Brief description of teaching and learning methods:
Autumn Term: 1 x 9 hour introductory practical class
3 x 9 hours in each Organic, Inorganic and Physical discipline
Spring term: 6 x 9 hours in two disciplines out of Organic or Physical and Inorganic or Analytical.

Contact hours:
  Autumn Spring Summer
Practicals classes and workshops 90 54
Guided independent study: 52 104
       
Total hours by term 142 158 0
       
Total hours for module 300

Summative Assessment Methods:
Method Percentage
Report 100

Summative assessment- Examinations:

Summative assessment- Coursework and in-class tests:

Practical work will be assessed both through work in the laboratory and the resultant reports.

Relative percentage of coursework : Practical work, presentations and reports 100%. Work in both terms will be weighted equally such that in each term 50% of the total credit is available. 

Submission dates will be indicated on the Blackboard site. 


Formative assessment methods:

Students will receive oral feedback on their performance in the laboratory sessions.

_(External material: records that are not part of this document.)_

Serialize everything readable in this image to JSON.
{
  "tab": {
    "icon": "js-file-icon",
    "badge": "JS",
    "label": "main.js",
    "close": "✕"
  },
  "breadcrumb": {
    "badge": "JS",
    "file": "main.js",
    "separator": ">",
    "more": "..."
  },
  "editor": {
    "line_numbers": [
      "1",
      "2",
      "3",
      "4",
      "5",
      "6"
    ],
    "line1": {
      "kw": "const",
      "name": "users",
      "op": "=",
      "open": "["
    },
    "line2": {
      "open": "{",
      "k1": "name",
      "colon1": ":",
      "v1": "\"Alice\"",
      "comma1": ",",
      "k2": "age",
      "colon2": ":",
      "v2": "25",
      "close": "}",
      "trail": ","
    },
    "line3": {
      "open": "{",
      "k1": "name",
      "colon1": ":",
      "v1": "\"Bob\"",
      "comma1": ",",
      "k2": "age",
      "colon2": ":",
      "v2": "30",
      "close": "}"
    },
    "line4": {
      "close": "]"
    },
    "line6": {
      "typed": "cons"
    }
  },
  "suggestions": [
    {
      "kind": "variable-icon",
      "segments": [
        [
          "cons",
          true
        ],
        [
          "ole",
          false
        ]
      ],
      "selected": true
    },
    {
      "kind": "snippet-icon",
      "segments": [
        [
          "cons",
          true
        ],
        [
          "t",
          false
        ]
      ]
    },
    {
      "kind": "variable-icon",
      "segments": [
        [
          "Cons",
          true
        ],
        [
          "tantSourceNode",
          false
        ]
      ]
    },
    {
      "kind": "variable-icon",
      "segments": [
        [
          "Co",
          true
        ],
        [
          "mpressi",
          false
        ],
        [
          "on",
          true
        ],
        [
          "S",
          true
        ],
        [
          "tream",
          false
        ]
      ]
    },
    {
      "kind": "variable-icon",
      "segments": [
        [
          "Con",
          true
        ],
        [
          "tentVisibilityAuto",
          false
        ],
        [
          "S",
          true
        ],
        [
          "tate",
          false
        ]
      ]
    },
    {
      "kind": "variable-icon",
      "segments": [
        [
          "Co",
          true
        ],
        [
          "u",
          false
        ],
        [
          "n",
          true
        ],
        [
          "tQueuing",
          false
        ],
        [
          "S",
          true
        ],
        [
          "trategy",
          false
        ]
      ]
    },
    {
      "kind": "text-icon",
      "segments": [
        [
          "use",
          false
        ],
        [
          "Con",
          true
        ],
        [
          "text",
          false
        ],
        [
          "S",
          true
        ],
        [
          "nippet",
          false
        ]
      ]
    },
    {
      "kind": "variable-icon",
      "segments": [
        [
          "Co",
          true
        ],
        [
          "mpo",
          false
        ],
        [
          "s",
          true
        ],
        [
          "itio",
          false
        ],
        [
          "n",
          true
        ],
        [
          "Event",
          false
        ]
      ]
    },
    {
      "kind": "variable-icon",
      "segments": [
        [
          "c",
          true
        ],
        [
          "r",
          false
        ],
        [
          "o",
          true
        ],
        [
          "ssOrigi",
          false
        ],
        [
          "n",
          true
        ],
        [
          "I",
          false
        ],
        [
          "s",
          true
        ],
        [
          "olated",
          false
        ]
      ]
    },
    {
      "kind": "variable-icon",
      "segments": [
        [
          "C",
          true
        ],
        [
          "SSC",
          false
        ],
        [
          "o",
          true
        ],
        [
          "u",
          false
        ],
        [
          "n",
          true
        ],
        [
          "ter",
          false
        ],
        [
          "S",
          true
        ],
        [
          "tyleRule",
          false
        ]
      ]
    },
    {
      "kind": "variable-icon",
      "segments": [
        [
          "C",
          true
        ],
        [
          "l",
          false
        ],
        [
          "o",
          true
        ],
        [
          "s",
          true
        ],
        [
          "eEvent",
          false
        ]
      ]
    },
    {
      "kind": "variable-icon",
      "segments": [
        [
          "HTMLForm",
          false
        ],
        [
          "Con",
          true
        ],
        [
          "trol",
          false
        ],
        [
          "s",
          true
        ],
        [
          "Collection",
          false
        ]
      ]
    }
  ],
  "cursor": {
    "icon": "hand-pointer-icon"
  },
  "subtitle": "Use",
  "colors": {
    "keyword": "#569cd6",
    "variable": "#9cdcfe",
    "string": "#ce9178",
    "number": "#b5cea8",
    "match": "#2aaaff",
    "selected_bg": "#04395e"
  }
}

Penalties for late submission:
The Module Convener will apply the following penalties for work submitted late:

  • where the piece of work is submitted after the original deadline (or any formally agreed extension to the deadline): 10% of the total marks available for that piece of work will be deducted from the mark for each working day[1] (or part thereof) following the deadline up to a total of five working days;
  • where the piece of work is submitted more than five working days after the original deadline (or any formally agreed extension to the deadline): a mark of zero will be recorded.

  • The University policy statement on penalties for late submission can be found at: http://www.reading.ac.uk/web/FILES/qualitysupport/penaltiesforlatesubmission.pdf
    You are strongly advised to ensure that coursework is submitted by the relevant deadline. You should note that it is advisable to submit work in an unfinished state rather than to fail to submit any work.

    Assessment requirements for a pass:
    An overall mark of 40%.

    Reassessment arrangements:

    Reassessment of this module will be by a practical examination in August. 


    Additional Costs (specified where applicable):

    Last updated: 8 April 2019

    THE INFORMATION CONTAINED IN THIS MODULE DESCRIPTION DOES NOT FORM ANY PART OF A STUDENT'S CONTRACT.